Béla Julesz (also Bela Julesz in English; February 19, 1928 – December 31, 2003) was a Hungarian-born American visual neuroscientist and experimental psychologist in the fields of visual and auditory perception.
Julesz was the originator of random dot stereograms which led to the creation of autostereograms. He also was the first to study texture discrimination by constraining second-order statistics.
Béla Julesz was born in Budapest, Hungary, on February 19, 1928. He immigrated to the United States with his wife Margit after receiving his Ph.D. from the Hungarian Academy of Sciences in 1956. Although Béla is the Hungarian name with the accent. Bela always used the non-accented version.
In 1956, Julesz joined the renowned Bell Laboratories, where he headed the Sensory and Perceptual Processes Department (1964–1982), then the Visual Perception Research Department (1983–1989). Much of his research focused on physiological psychology topics including depth perception and pattern recognition within the visual system.

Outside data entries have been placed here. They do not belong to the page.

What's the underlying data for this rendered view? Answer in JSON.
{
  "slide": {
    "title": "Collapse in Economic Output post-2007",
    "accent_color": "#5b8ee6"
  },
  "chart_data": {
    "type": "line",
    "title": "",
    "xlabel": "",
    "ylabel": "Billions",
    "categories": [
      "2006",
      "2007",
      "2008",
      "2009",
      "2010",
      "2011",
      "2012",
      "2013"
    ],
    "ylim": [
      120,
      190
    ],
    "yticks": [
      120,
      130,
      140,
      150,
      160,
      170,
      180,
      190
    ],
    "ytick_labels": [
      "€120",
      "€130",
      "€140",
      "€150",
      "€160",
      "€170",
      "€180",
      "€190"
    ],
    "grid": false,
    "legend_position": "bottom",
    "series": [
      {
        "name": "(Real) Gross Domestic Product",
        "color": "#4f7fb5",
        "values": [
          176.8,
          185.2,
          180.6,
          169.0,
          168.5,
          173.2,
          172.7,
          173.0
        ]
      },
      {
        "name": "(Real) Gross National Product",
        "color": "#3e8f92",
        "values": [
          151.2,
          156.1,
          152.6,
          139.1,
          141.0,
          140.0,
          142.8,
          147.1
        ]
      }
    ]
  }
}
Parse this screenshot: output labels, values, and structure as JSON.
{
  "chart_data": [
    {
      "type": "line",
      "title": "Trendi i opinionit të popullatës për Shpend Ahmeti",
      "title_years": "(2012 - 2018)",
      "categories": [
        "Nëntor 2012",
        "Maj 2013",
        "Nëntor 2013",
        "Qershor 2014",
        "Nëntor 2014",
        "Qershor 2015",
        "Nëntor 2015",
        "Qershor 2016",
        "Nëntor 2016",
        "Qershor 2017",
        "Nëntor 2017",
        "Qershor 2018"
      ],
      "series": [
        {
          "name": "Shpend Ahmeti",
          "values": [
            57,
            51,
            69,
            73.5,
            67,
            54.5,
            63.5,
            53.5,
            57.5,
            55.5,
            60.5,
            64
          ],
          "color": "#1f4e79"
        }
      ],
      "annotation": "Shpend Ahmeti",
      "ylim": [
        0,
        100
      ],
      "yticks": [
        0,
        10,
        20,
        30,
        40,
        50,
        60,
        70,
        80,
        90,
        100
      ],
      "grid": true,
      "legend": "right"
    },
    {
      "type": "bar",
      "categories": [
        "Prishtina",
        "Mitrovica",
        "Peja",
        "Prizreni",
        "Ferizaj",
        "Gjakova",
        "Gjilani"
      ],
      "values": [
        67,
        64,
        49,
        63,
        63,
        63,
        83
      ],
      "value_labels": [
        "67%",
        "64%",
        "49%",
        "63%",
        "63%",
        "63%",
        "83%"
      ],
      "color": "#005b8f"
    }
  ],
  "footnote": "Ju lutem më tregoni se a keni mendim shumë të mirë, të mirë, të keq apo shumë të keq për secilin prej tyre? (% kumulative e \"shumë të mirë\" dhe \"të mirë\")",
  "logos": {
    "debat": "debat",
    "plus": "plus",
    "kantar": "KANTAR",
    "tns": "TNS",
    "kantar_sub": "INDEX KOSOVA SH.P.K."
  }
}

In 1959, Julesz created the random-dot stereogram using pairs of random dot patterns that were identical except for slight differences in the horizontal position of a subset of dots. When these patterns were viewed one to each eye via a stereoscope, the subset of dots appeared to be at a different depth from the remainder. Julesz referred to this, whimsically, as cyclopean vision, after the mythical Cyclops, a creature with a single eye in its forehead instead of the usual two. This was because the shape of the depth area was invisible to either eye separately; it is visible only to the cyclopean eye of stereoscopic perception that combines the information from the two eyes. Later, Christopher Tyler, a former student of Julesz, used the principles of random-dot stereograms to invent autostereograms, which create the same effect using a single image instead of two.